Он торопливо глотал её, захлёбываясь, не в силах оторваться, и протестующе замычал, когда живительный источник вдруг исчез.
-- Сейчас, не торопись, -- прозвучал над ним мягкий грудной голос, и Моран с трудом разлепил зудящие веки.
Склонившееся над ним женское лицо было прекрасно, как лик Мадонны, и он, забыв о жажде, зачарованно на него уставился.
-- Я что, уже в раю? -- прошептал он.
Раздался мелодичный смех.
-- Говорю же, не торопись, -- произнесла женщина, и тут Моран узнал её.
Летиция Ламберт.
Тиш.
Он на "Чёрной Маркизе", он в безопасности. Он спасся от Грира!
-- Всё будет хорошо, -- словно подтверждая его мысли, проговорила Тиш и обтёрла его лицо влажной тканью. -- Спи, малыш.
Малыш!
Моран собрался было возмутиться, но сон, целительный, без сновидений, без кошмаров, накрыл его враз, будто тёплым одеялом. Засыпая, он опять услышал колыбельную, убаюкавшую его, словно материнские объятия.
Когда он снова открыл глаза, то уже понимал, что находится в каюте "Чёрной Маркизы", и с любопытством принялся осматриваться. Каюта слегка покачивалась, значит, бриг вышел в открытое море. Витые стрелки старинных часов, стоявших у переборки, показывали два -- пополудни, если судить по солнечным лучам, пробивавшимся сквозь багряные занавеси. А у изголовья его постели сидел какой-то мальчишка -- худой, белобрысый, загорелый, и увлечённо читал огромный растрёпанный том, разложив его на коленях. На вид мальчишке было не больше пятнадцати.
Моран облизнул губы и позвал:
-- Эй! Ты кто?
Вздрогнув, паренёк заложил пальцем прочитанную страницу и серьёзно поглядел на Морана:
-- Я? Я Марк. Тиш сказала -- подежурь, он пить захочет. Хочешь?
-- Что это у тебя за книга? -- с любопытством осведомился Моран, осушив полный стакан какого-то кисловатого питья, неловко налитого ему Марком из глиняного кувшина.
-- "Трактат о небесной механике" Лапласа, -- с готовностью доложил мальчишка, и голубые глаза его загорелись. -- Второй том. Так интересно!
-- Почитай мне, -- зачем-то попросил Моран. Ему вдруг тоже стало интересно. И понравилось, как звучат эти два слова -- небесная механика!
-- Луна обращается вокруг Земли по эллипсу, то приближаясь к ней, то удаляясь от неё, -- с энтузиазмом начал Марк, раскрыв книгу на заложенном пальцем месте. -- Однако это движение под действием земного тяготения только в первом приближении происходит по законам Кеплера. Солнце своим притяжением действует на это движение Луны как возмущающее тело, притом с очень большой силой. Поэтому движение Луны чрезвычайно сложно.
Чрезвычайно сложно!
Моран заморгал, изо всех сил пытаясь представить себе, о чём идёт речь. Кроме того, он вдруг с ужасом осознал, что вся выпитая им сейчас и накануне жидкость усиленно просится наружу. Он беспомощно закусил губу.

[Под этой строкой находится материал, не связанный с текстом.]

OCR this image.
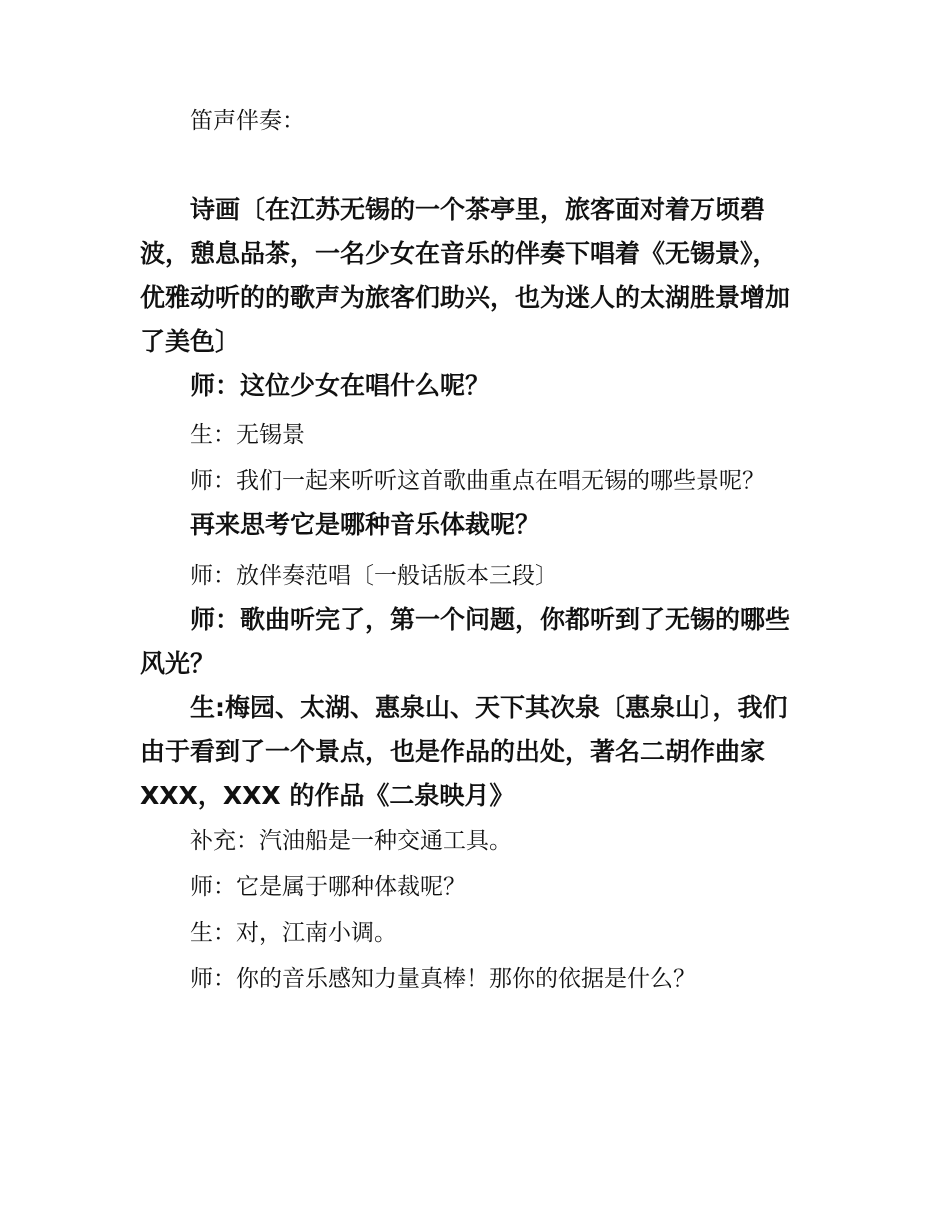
笛声伴奏：

诗画〔在江苏无锡的一个茶亭里，旅客面对着万顷碧波，憩息品茶，一名少女在音乐的伴奏下唱着《无锡景》，优雅动听的的歌声为旅客们助兴，也为迷人的太湖胜景增加了美色〕

师：这位少女在唱什么呢？

生：无锡景

师：我们一起来听听这首歌曲重点在唱无锡的哪些景呢？

再来思考它是哪种音乐体裁呢？

师：放伴奏范唱〔一般话版本三段〕

师：歌曲听完了，第一个问题，你都听到了无锡的哪些风光？

生:梅园、太湖、惠泉山、天下其次泉〔惠泉山〕，我们由于看到了一个景点，也是作品的出处，著名二胡作曲家 XXX，XXX 的作品《二泉映月》

补充：汽油船是一种交通工具。

师：它是属于哪种体裁呢？

生：对，江南小调。

师：你的音乐感知力量真棒！那你的依据是什么？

Марк тем временем продолжал увлечённо читать:
-- Её движение не только постоянно отклоняется от законов Кеплера, но и сама лунная орбита, как и её положение в пространстве, непрерывно меняется. Все эти осложнения движения Луны хорошо заметны, потому что Луна -- ближайшее к нам небесное тело.
Канонир удручённо кашлянул и поёрзал на постели. Необходимо было срочно сообщить мальчишке, напрочь забывшему об окружающем его земном мире, о своих плотских надобностях. Но как?! Моран считал, что скорее лопнет, чем произнесёт эдакое вслух.
-- Nombril de Belzebuth! Пупок Вельзевула! Марк, ты чем тут моришь нашего больного? -- прозвучал рядом с ними смеющийся голос, и Моран, вскинув глаза, узнал весельчака Дидье. В руках у того был поднос с исходящей паром и вкусными запахами глиняной миской. -- Прикончить его решил?
-- Он меня сам попросил, -- обиделся Марк, подымаясь.
-- Правда, попросил, -- со вздохом подтвердил Моран, глядя, как Дидье обстоятельно устраивает поднос на столике рядом с постелью, а Марк, прижимая к груди свою драгоценную книгу так бережно, словно это была Библия, выскакивает на палубу. -- Я... сколько я уже тут лежу?
-- Третьи сутки, -- исчерпывающе пояснил Дидье, внимательно его оглядывая. -- Маркиза говорит, у тебя... -- Он задумчиво почесал в затылке. -- А, вспомнил! Родильная горячка!
-- Чего-о?
-- Ох, то есть нервная, нервная горячка! -- захохотал старпом, подмигнув ему. -- У меня-то никогда не будет ни той, ни другой, palsambleu!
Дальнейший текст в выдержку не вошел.